»Fehlstart« gelungen!

Mar­i­on Messi­na | Fehlstart | Hanser | 12,00 EUR

»Bei mir geht es um Men­schen, die sin­n­freie Jobs machen, die sich erniedrigt fühlen, müde und aus­ge­bran­nt.« | Mar­i­on Messina

Frankreich, unsere Zwillingsseele

Mit Mar­i­on Messi­na und ihrem Erstling »Fehlstart« präsen­tiert der Hanserver­lag dem deutschen Pub­likum eine neue franzö­sis­che Autorin. Und der Titel ist Pro­gramm. Messi­na nimmt uns — ähn­lich wie Sophie Divry — mit in ein Frankre­ich, das meilen­weit ent­fer­nt ist von der Grande Nation, die sich so gerne sel­ber feiert. Nein, wir ler­nen das Innere ein­er Gesellschaft ken­nen, die unser­er eige­nen ger­adezu zwilligshaft ähn­lich ist.

Heuchelei als Raison d’être

Verun­sicherung und Ori­en­tierungslosigkeit durchziehen leit­mo­tivisch das Geschehen. Aure­lie heißt die Qua­si-Heldin dieser Qua­si-Com­ing-of-Age Geschichte. Sie entstammt ein­er Arbeit­er­fam­i­lie, die ihre Wün­sche zwar nicht wirk­lich ver­ste­ht, die sie aber den­noch auf ihre Weise stets getreulich lieb­hat. Sie hat­te geglaubt, dass Bil­dung ein Weg hin­aus aus ihren engen und hin­auf in die besseren Ver­hält­nisse wäre. Doch als sie ihr Studi­um aufn­immt, ver­liert sie ihren Schwung. Nichts ist wie gedacht, nichts wie erhofft. Umstellt von den unsicht­baren Glaswän­den gesellschaftlich­er Abschot­tung gelingt es ihr nicht, ihre Ziele zu entwickeln.

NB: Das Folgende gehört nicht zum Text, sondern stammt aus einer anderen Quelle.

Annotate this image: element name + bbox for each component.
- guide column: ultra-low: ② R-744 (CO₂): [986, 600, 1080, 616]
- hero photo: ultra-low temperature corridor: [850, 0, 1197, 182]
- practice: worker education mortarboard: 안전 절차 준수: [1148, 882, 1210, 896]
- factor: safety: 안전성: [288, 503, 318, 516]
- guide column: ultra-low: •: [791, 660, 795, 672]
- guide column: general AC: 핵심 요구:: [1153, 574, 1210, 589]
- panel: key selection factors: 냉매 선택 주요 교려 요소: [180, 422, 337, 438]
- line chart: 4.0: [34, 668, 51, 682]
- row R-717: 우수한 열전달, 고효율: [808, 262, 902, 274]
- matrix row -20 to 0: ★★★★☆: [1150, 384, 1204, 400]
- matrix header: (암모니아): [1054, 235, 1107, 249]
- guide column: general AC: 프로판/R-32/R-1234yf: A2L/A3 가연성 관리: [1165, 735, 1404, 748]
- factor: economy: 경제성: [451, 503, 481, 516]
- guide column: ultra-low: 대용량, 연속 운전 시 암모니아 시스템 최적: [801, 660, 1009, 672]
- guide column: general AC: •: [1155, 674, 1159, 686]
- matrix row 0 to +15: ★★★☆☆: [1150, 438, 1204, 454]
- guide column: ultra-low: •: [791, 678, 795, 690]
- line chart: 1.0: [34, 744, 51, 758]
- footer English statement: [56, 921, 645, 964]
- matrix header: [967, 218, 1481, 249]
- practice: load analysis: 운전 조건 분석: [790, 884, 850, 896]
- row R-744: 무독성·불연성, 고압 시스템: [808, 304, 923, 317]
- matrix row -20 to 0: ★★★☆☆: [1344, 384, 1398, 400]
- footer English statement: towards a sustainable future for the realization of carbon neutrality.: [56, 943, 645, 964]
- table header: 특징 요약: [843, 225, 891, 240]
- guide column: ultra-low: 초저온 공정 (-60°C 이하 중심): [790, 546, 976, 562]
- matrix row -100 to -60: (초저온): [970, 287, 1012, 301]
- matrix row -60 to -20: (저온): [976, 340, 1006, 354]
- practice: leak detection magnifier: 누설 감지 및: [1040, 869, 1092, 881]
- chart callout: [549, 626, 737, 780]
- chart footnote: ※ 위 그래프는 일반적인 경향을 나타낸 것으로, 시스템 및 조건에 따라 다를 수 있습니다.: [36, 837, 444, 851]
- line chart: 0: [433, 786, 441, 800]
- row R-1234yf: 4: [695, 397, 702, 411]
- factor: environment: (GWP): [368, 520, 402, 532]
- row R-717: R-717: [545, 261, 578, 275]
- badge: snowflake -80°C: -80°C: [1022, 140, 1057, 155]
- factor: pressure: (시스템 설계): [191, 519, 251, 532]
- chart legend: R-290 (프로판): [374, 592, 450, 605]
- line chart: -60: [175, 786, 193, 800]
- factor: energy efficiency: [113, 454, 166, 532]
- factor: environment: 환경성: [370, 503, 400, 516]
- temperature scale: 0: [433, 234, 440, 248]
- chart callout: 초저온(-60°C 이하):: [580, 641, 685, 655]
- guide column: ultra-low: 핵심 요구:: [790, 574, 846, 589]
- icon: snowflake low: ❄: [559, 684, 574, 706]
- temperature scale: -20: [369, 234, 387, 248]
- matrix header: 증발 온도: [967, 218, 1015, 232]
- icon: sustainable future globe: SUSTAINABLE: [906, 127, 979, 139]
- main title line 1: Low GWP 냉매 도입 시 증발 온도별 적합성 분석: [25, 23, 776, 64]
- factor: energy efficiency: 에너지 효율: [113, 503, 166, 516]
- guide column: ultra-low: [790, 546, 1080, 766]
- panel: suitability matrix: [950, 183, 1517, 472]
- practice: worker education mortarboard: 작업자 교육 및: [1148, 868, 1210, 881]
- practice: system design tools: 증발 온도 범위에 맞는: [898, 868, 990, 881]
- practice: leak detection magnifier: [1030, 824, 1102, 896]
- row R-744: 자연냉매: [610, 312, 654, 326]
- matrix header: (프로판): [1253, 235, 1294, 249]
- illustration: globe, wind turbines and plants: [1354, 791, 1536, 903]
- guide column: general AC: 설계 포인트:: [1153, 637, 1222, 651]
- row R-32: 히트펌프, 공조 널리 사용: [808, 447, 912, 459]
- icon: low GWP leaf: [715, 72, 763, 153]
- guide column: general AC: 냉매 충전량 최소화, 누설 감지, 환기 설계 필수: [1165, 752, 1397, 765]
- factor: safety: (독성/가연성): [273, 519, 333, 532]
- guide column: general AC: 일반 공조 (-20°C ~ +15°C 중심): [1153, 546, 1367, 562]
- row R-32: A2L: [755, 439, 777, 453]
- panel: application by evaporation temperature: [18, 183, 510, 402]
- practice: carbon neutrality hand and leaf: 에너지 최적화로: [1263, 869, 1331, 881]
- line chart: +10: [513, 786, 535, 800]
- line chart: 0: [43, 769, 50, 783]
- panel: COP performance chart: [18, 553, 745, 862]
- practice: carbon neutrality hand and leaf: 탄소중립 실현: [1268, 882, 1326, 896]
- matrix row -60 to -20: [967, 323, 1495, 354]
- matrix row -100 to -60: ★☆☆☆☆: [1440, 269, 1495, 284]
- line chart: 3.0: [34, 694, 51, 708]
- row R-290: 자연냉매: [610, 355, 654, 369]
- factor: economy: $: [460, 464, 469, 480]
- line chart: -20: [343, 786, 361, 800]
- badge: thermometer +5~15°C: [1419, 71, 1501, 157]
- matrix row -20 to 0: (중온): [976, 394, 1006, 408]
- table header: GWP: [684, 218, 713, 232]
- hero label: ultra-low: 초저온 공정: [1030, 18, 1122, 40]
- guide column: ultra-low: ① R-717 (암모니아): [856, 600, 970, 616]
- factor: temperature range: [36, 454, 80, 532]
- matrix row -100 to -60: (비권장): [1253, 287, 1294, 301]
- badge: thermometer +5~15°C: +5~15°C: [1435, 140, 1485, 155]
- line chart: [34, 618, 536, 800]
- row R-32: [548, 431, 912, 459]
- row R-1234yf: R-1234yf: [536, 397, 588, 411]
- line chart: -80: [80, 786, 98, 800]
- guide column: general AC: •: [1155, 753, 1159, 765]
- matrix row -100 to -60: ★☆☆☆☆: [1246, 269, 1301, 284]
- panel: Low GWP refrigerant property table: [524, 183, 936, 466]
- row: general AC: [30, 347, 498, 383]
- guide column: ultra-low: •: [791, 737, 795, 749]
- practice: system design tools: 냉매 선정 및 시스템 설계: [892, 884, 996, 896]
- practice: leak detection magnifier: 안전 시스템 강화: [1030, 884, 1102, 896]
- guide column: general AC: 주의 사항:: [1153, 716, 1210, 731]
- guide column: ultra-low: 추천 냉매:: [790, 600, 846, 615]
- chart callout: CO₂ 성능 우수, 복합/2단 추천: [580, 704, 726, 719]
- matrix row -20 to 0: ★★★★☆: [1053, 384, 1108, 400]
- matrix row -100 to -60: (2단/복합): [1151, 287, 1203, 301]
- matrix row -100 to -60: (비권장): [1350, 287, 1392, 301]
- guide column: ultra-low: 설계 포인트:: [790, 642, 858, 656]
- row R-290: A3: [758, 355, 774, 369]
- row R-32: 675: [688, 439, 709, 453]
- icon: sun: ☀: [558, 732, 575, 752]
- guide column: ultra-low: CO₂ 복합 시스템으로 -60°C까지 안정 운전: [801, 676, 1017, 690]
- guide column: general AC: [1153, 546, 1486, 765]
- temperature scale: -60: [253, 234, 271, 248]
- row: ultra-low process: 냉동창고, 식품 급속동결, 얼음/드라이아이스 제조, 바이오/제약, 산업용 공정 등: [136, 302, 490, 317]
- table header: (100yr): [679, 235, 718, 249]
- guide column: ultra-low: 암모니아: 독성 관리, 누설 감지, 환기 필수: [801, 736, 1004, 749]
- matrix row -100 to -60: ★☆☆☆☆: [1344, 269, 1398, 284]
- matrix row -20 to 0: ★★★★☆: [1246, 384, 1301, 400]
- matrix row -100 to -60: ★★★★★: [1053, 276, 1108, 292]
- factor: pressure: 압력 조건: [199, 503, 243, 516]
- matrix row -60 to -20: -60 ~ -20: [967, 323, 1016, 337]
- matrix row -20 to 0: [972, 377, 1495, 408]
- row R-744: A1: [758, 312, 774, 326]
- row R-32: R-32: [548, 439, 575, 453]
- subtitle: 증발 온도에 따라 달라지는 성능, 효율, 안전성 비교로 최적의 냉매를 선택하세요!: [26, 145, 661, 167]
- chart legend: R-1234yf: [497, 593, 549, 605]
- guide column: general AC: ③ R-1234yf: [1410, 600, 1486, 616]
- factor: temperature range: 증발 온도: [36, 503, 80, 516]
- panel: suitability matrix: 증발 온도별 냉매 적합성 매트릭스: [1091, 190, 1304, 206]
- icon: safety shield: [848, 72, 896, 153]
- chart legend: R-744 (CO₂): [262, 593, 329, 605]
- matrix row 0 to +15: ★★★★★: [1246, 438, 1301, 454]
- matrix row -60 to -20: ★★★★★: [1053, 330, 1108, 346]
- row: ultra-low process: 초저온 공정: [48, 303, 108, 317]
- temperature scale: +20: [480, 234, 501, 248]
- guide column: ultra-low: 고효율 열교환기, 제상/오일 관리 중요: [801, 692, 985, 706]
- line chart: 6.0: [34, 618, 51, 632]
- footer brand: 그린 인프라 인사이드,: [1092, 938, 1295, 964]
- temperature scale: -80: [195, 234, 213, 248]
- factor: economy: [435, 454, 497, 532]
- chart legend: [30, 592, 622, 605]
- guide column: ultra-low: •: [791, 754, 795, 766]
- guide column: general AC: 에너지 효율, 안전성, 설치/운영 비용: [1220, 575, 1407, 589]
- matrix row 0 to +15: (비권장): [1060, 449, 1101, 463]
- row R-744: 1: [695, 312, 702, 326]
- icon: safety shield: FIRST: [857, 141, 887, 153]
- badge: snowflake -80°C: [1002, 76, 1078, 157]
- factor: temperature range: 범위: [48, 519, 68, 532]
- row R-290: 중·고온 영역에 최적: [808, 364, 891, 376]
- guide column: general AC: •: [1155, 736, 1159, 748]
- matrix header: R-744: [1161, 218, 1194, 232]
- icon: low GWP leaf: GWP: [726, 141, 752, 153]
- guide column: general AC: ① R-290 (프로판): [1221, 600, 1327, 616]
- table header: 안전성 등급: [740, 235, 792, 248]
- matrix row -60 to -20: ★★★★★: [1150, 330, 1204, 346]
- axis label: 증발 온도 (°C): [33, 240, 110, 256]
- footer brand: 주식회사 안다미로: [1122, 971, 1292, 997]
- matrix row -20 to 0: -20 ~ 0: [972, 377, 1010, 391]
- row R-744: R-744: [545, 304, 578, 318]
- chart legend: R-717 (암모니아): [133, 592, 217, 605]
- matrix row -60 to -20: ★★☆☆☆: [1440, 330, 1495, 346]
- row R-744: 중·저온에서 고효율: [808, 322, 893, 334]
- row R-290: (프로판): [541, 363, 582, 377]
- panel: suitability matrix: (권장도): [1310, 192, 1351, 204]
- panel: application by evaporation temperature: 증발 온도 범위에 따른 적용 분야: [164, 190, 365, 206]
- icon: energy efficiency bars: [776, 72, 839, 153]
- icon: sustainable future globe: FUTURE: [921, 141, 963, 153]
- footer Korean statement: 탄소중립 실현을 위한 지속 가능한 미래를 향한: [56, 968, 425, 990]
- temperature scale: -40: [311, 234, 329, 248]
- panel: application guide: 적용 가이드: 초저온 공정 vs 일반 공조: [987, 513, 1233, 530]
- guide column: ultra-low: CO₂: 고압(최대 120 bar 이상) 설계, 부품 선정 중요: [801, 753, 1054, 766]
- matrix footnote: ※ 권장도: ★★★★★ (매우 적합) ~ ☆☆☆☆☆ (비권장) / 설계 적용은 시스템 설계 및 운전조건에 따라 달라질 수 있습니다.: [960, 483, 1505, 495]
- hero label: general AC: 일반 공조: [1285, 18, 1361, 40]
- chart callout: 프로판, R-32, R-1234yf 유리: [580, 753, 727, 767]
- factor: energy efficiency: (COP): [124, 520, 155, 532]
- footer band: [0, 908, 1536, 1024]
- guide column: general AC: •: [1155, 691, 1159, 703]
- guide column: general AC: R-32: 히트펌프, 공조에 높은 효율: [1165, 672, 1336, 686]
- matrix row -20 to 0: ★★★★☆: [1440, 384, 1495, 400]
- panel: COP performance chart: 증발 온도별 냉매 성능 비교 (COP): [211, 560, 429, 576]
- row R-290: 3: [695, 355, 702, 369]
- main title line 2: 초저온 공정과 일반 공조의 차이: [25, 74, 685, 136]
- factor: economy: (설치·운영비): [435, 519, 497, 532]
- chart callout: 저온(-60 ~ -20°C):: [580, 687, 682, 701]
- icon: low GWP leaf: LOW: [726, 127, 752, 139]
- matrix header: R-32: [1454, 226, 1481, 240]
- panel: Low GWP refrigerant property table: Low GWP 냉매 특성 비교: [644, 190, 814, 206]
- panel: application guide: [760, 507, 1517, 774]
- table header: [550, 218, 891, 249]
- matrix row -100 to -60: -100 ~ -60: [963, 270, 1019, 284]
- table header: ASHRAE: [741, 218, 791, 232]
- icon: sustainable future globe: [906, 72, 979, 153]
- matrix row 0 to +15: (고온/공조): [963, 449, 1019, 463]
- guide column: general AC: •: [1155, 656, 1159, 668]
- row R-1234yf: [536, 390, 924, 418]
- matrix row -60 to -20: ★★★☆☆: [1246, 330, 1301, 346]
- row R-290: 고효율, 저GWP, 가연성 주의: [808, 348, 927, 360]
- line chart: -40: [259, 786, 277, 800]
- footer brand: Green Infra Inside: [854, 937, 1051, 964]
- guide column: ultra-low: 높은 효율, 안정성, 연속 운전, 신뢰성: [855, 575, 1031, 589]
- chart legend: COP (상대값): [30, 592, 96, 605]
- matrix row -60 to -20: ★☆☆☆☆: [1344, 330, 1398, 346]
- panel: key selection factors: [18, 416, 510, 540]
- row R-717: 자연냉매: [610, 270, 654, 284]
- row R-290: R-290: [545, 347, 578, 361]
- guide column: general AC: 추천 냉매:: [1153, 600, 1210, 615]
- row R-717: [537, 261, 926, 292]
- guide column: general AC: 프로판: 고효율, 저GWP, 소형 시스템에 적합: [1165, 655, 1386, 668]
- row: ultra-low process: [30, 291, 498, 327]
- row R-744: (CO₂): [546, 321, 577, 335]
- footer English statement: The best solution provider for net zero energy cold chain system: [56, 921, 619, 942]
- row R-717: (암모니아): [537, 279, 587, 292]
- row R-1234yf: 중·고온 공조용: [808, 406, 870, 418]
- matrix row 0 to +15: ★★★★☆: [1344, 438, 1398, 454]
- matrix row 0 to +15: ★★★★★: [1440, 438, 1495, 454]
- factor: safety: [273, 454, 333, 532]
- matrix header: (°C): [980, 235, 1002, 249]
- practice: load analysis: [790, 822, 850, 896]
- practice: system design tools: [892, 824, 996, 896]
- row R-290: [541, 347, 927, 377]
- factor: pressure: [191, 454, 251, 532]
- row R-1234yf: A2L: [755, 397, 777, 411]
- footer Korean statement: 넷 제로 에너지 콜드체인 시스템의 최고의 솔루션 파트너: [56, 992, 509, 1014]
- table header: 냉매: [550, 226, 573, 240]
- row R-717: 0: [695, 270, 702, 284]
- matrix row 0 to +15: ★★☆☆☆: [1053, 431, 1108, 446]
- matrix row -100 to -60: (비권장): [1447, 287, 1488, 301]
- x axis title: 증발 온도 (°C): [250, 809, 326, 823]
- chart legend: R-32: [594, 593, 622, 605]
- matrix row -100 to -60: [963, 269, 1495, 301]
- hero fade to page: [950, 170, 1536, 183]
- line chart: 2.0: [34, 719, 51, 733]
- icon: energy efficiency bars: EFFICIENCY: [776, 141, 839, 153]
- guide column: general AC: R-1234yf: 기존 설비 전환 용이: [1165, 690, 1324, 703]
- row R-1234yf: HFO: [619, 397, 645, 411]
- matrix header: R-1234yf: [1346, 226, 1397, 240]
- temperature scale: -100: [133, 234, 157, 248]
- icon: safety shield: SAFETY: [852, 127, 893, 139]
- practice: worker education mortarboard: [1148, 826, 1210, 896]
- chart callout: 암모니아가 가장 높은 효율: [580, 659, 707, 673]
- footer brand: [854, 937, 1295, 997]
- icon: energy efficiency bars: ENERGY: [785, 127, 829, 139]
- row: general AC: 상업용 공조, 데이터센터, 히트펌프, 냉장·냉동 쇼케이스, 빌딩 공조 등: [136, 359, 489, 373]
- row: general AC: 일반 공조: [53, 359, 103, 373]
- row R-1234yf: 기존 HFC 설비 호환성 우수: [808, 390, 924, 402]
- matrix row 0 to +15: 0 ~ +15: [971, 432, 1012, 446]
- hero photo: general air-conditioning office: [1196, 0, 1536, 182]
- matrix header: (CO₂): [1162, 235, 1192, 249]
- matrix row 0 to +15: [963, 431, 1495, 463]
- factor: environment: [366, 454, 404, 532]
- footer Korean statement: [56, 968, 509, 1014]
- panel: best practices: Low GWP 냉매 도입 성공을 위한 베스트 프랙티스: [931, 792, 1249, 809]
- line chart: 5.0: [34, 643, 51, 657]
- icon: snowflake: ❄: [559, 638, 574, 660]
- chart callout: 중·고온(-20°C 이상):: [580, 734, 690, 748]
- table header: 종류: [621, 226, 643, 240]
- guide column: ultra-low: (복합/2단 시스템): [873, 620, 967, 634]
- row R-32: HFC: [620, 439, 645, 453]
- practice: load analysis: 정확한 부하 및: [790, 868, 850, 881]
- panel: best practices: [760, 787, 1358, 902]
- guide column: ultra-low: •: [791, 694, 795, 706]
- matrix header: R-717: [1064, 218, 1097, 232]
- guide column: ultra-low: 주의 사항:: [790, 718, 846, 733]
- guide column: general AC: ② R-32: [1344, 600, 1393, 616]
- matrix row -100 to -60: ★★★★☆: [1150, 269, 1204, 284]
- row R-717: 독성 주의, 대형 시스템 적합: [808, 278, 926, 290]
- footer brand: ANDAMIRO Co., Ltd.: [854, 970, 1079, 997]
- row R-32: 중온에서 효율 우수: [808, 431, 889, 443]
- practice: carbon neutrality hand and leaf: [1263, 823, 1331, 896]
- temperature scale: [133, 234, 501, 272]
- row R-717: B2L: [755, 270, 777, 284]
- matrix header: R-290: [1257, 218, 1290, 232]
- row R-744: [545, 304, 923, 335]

Ihrem kolumbian­is­chen Qua­si-Fre­und und Sex­part­ner geht es kaum anders. Er inter­pretiert sein mis­er­ables Leben zwis­chen miesem Dien­stleis­tungsjob, Studi­um und gele­gentlichen Spanis­chlehreraufträ­gen als eine Art freies Leben, sieht sich irgend­wie als Bohemi­an. In sein­er Fig­ur han­delt Mar­i­on Messi­na vor allem den Umgang Frankre­ichs mit seinen Immigrant*innen ab. Und hier sehen wir eine weit­ere unheim­liche Ähn­lichkeit zu unser­er eige­nen Gesellschaft: Auch Frankre­ich zer­reibt seine Immigrant*innen erbar­mungs­los zwis­chen Assim­i­la­tion und Exotismus.

Skalpell statt Narrativität

Mar­i­on Messi­nas Wut und Schärfe erin­nern mich an die Büch­er von Édouard Louis und Vir­ginie Despentes. Auch Messi­na erschafft weniger eine Welt als einen Diskurs. Sie braucht keine üppig gestal­tete Welt, ges­tat­tet ihren Fig­uren kaum eine (miter­leb­bare) Entwick­lung. Ihr Ziel ist die Abrech­nung und ihr Weg die Analyse. Das ist in gewiss­er Weise sehr franzö­sisch, denn bere­its Voltaires Nov­el­le Can­dide trägt stark the­sen­hafte Züge. Und so regieren in  »Fehlstart« der Diskurs und das Argu­ment. Dabei hil­ft die Wut, die Widrigkeit der Welt einzuord­nen, denn am Ende erken­nen wir,

[…] dass ihre Empfind­un­gen kollek­tiv sind und dass sie struk­turelle Ursachen haben. Nein, ihr habt euer Leben nicht ver­saut, weil ihr mal in der Schule keine exzel­lente Note bekom­men habt. Lit­er­atur kann dieses Schuldge­fühl spren­gen, kann sagen, das Auf­stiegsver­sprechen in der franzö­sis­chen Gesellschaft […] gibt es nicht mehr.